Arnprior is a heritage-listed homestead and farm at Mayfield Road, Larbert, in the Southern Tablelands region of New South Wales, Australia. It was built from 1827 by William Ryrie. It was added to the New South Wales State Heritage Register on 18 November 1999.

== History ==
Arnprior has associations with the Ryrie family, dating to the 1820s. Scottish-born Stewart Ryrie (1778–1852) immigrated to Australia in 1825 on board the Triton with his second wife Isabella Ryrie (née Cassels) and the six children from his first marriage. Ryrie's two eldest sons were William (born c. 1805) and James (born c. 1806). Stewart Ryrie had served as a deputy assistant commissary general in the British Army during the Peninsular War in 1808–1815, stationed in Spain and Portugal.

On arrival to Sydney in October 1825, Ryrie took up an appointment as the deputy assistant commissary general, based at the Commissariat Stores at Circular Quay.

On 22 September 1826, William and James Ryrie wrote to the Colonial Secretary Alexander Macleay, stating their intention to "reside on the Land to be granted to us" as they were unable to find suitable work in Sydney. In c. 1827, William Ryrie was granted Portion 4 of the Parish of Larbert in the County of Murray. Ryrie's grant encompassed 2560 acres and was a roughly rectangular parcel of land located to the north of the Shoalhaven River and to the north-east of the Village of Larbert. It appears that Ryrie's grant had earlier been occupied by a William Bradbury.

It appears that Bradbury held a Ticket of Occupation for the land he had been living on at Curraduck-bidgee (Kurraducbidgee) prior to 1826. 'Bradbury's Station' is shown on Robert Hoddle's 1824 map of the Braidwood District, roughly in the vicinity of Ryrie's grant. Bradbury later moved to the Bungonia area.

William Ryrie's land grant was named Arnprior in memory of Isabella Ryrie (née Cassels)'s family home in Scotland.

The 1828 census indicates that a house on William's 2560-acre land grant, Arnprior, was under construction at this time, as was a house on his brother James's grant Durran Durra.
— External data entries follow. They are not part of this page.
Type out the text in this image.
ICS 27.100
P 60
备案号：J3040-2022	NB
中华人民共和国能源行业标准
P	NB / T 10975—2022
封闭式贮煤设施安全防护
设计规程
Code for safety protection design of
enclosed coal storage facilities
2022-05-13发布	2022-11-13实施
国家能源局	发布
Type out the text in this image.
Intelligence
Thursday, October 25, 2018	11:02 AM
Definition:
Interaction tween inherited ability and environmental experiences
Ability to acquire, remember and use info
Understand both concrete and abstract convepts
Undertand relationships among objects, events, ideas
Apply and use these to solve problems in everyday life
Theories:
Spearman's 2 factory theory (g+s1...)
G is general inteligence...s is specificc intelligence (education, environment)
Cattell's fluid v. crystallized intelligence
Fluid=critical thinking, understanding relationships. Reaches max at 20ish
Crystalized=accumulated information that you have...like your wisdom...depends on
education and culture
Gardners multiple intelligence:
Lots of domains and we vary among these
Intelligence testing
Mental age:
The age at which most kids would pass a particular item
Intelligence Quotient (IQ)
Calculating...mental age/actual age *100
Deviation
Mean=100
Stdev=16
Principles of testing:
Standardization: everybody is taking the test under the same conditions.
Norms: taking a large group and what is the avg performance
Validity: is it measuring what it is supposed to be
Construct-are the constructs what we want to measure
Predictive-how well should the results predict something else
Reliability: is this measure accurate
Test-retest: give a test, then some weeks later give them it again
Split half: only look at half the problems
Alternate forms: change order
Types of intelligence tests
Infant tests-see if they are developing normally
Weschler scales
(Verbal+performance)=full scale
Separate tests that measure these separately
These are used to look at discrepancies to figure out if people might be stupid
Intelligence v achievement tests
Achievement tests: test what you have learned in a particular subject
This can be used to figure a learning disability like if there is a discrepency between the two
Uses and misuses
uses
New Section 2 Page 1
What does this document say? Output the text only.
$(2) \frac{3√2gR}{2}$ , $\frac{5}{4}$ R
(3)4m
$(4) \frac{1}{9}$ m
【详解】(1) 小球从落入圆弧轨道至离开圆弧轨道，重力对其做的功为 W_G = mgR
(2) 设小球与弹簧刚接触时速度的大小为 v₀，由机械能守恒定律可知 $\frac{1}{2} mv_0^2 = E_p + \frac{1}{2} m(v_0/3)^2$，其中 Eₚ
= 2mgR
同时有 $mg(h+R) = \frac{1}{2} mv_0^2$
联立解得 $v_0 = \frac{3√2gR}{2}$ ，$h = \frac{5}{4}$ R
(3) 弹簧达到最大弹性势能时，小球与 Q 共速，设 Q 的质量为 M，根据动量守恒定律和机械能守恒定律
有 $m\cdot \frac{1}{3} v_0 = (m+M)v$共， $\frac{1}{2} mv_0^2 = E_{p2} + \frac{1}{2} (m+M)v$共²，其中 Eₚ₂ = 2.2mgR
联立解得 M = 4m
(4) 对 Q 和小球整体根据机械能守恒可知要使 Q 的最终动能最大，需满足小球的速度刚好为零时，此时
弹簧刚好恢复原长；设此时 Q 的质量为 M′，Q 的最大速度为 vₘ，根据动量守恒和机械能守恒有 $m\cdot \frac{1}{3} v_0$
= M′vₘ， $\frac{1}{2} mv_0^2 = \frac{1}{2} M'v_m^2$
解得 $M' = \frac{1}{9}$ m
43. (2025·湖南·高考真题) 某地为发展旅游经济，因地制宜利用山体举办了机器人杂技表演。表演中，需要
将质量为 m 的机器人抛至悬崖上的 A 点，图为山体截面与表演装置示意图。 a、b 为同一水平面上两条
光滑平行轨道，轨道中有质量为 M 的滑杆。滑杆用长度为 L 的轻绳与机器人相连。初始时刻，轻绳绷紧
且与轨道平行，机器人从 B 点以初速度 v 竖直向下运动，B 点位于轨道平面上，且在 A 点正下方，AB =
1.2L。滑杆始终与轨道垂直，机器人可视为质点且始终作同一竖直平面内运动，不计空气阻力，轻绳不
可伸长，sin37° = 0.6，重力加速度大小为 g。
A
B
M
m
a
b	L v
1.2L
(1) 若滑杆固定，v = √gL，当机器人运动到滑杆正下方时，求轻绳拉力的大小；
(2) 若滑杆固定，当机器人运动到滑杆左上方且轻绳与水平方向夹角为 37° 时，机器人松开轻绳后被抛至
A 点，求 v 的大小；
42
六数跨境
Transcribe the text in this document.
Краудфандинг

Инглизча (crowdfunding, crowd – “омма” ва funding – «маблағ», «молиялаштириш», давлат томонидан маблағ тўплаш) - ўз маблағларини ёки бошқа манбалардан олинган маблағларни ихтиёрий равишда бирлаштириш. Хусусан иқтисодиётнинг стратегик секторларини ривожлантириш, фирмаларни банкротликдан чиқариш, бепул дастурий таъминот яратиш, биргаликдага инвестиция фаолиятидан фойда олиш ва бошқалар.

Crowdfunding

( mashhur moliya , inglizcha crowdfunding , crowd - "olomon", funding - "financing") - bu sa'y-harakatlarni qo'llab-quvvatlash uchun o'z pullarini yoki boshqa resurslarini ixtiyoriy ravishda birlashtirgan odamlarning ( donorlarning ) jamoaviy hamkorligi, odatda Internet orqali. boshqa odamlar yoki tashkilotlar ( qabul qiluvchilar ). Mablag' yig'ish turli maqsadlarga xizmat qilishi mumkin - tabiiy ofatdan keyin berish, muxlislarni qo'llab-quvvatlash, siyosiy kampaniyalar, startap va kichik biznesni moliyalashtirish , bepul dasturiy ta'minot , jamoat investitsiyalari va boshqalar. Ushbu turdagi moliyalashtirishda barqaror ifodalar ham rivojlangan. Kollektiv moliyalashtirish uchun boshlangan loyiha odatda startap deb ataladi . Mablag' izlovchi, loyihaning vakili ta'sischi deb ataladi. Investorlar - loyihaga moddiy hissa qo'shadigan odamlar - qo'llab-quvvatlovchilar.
The census recorded that there were 18 people living at Arnprior including workforce of eleven (ten of whom were convicts or ex-convicts). It also recorded that there were 35 acres of cleared land and 23 acres cultivated land at Arnprior, compared to one acre cultivated and cleared land at Durran Durra. Arnprior had 553 head of cattle and 1100 sheep, while Durran Durra had 75 cattle and 540 sheep.

The house on William's land holding faced the Shoalhaven River, but was set back from it, possibly because the river was known to regularly flood. Physical inspection of the house suggests that it began modestly (comprising four rooms) and was added to over the nineteenth century to accommodate the extended Ryrie family. The house eventually had thirteen rooms.

Stewart Ryrie retired in 1829. The following year, he arrived at Arnprior to live with his wife Isabella and their three young children: John Cassels (b. 1826), Alexander (b. 1827) and David (b. 1829), and it became the family home. William's younger brothers Donald, then 18 years old, and Stewart, aged 16, also lived at Arnprior.

Another resident at Arnprior in the 1830s was the Greek-born shepherd Ghikas Boulgaris ( Jigger Bulgary) who was married to Mary Lyons at the property in 1836. Their two youngest children, Xanthe and Catherine, were born at Arnprior.

In 1837, William Ryrie advised the Governor of New South Wales on the best routes and staging posts for a postal service between Melbourne and Sydney.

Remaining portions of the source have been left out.